Con los mismos vicios del pasado la Gran Alianza se quedará otra vez con las presidencias del <BR>Congreso.

CUAL CAMBIO

En política las cuentas valen más que las ganas. Y todas las cuentas apuntan hacia el hecho
de que los próximos presidentes de Senado y Cámara volverán a ser miembros de la llamada Gran Alianza o
personas que cuenten con el respaldo del movimiento político que llevó a la Presidencia a Andrés Pastrana. Al
parecer ese movimiento ocupará también los principales cargos directivos de las distintas comisiones del
Congreso. En esta ocasión, como ocurrió en la legislatura pasada, el ala oficialista del Partido Liberal, que
dirige Horacio Serpa, tendrá que seguir atravesando el extenso desierto burocrático al que ha sido sometido
por parte de los amigos del gobierno. La situación que se vivirá la próxima semana en el Congreso no es
nueva. Ya había sucedido el año pasado cuando resultó elegido Fabio Valencia como presidente del Senado.
De nada sirvieron los argumentos de los liberales oficialistas, quienes sostuvieron que por ser mayoría tenían
derecho a ocupar la presidencia de la corporación.
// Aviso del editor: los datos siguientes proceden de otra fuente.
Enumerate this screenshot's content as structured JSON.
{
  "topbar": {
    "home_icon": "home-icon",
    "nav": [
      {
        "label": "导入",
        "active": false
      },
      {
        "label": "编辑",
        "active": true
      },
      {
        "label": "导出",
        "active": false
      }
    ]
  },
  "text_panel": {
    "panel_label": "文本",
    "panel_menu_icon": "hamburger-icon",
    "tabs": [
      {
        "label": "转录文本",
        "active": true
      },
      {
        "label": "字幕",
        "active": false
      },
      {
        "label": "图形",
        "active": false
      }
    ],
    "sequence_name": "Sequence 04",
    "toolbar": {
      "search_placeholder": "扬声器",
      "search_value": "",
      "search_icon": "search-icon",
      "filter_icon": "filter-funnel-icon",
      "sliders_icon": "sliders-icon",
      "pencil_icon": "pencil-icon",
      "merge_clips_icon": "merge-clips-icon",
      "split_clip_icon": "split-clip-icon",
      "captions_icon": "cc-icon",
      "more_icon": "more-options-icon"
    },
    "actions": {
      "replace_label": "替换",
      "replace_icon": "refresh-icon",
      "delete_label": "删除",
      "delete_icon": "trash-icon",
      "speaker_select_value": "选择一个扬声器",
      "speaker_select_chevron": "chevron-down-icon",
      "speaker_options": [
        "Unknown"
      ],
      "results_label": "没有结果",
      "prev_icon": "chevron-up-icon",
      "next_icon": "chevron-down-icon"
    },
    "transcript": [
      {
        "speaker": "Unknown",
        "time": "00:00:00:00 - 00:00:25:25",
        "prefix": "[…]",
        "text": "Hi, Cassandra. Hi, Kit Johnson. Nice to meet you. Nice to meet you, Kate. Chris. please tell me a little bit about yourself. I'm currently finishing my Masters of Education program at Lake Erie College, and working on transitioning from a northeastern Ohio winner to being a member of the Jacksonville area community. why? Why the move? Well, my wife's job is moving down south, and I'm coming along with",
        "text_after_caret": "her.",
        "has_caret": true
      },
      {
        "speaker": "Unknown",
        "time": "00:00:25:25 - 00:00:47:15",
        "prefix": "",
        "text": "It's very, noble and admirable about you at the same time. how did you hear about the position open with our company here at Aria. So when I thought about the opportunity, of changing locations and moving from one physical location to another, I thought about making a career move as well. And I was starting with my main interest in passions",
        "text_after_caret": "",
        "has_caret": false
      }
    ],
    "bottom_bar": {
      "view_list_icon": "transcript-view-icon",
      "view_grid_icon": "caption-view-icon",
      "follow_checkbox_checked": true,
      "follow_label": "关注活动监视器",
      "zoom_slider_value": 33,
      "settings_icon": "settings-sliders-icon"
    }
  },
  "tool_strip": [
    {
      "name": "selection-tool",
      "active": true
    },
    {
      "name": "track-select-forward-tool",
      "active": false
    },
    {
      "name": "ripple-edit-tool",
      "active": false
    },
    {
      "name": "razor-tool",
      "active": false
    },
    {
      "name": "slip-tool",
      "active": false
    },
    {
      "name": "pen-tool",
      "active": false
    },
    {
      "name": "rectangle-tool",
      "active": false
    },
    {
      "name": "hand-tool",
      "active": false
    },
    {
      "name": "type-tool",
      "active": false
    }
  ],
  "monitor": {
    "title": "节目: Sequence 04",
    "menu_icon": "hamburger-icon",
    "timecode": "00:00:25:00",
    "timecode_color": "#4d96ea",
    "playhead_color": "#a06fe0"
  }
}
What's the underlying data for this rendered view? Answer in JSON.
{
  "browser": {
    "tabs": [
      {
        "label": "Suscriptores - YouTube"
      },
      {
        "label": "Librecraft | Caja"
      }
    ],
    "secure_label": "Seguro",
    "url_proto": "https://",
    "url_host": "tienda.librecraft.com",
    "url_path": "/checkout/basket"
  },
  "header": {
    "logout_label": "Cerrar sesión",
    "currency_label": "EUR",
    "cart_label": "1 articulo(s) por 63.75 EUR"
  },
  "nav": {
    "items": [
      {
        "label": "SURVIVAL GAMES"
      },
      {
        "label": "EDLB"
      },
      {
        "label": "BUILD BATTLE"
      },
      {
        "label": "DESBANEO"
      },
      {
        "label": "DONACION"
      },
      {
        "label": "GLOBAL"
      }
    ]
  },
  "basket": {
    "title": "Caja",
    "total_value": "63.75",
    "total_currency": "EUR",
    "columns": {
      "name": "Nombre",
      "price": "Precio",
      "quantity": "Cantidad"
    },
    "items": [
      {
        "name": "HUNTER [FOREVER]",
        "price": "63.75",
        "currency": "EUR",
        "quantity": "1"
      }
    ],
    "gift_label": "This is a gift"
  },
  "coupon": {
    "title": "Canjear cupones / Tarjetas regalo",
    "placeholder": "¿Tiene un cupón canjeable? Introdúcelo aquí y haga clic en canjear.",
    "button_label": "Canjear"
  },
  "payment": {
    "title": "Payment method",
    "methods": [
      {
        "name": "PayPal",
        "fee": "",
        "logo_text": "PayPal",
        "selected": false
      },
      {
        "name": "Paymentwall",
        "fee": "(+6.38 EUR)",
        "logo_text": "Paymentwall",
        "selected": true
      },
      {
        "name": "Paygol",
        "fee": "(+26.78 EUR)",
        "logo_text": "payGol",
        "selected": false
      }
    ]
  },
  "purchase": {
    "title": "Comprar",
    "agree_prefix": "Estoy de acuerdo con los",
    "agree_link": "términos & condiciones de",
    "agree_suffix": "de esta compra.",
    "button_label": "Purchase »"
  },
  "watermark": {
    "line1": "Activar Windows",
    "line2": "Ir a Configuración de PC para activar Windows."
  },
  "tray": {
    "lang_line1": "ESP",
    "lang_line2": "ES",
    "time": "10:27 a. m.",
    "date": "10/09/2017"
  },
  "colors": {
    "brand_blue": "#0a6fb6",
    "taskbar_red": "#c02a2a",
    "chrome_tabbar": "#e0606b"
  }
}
A la postre los acuerdos de la Gran Alianza, en los que
participaron los llamados liberales colaboracionistas, representantes de sectores minoritarios,
independientes y el Partido Conservador, terminaron por imponerse dejando sin ningún chance a los
serpistas. En la Cámara ocurrió algo similar con la elección de Emilio Martínez, liberal de la Gran Alianza. En
esta ocasión todo parece indicar que la presidencia del Senado está escriturada para un liberal
colaboracionista. Hay tres candidatos con grandes opciones. Son Jaime Vargas, Miguel Pinedo y Vicente
Blel. Ellos hacen parte del 'bloque costeño', uno de los sectores más influyentes dentro del Parlamento.
Cuentan, además, con el respaldo de los directivos de la Gran Alianza. Las apuestas están a favor de
Vargas y Pinedo. En la Cámara de Representantes los más opcionados son los liberales colaboracionistas
Armando Pomárico y Francisco Canossa. Hasta el momento ninguno ha logrado consolidar una mayoría. En
caso de que no lleguen a un acuerdo entonces serán considerados otros nombres, como Santiago Castro,
Roberto Camacho y Dilia Estrada, todos ellos conservadores.
Peor el remedio
Pero más allá de la elección de los presidentes de Senado y Cámara lo que causa inquietud en un sector de la
opinión es la manera como se está llegando a esa escogencia. Como sucedía en el pasado, cada elección
está precedida por un complicado tejemaneje de acuerdos burocráticos, lo que quiere decir que casi 10 años
después de entrar en vigencia la nueva Constitución es muy poco lo que ha cambiado en el Congreso. Las
cosas han llegado a tal punto que, como dijo un parlamentario liberal colaboracionista que pidió reservar su
nombre, "a nosotros nos eligen con votos, los votos se consiguen con puestos y los puestos los entrega
el gobierno. ¿Entonces por qué tenemos que pelear con el dueño de la pelota?". No es gratuito por eso que
muchos analistas sostengan que el Congreso está perdiendo una oportunidad histórica para recuperar la
confianza de la opinión. Y que de paso se está llevando por delante la imagen del gobierno. Resulta difícil de
creer, según ellos, que una administración que ofreció el cambio, la lucha contra la corrupción y la
depuración de los vicios de la clase política como banderas para llegar al poder, termine patrocinando
prácticas clientelistas que no tienen nada que ver con sus ofertas de campaña. Aunque no se puede
desconocer que el gobierno necesita el respaldo del Congreso, sobre todo en momentos en que se anuncia
una serie de debates contra altos funcionarios, el costo político que tendría que pagar por fomentar este tipo
de vicios sería muy alto. El remedio podría resultar peor que la enfermedad.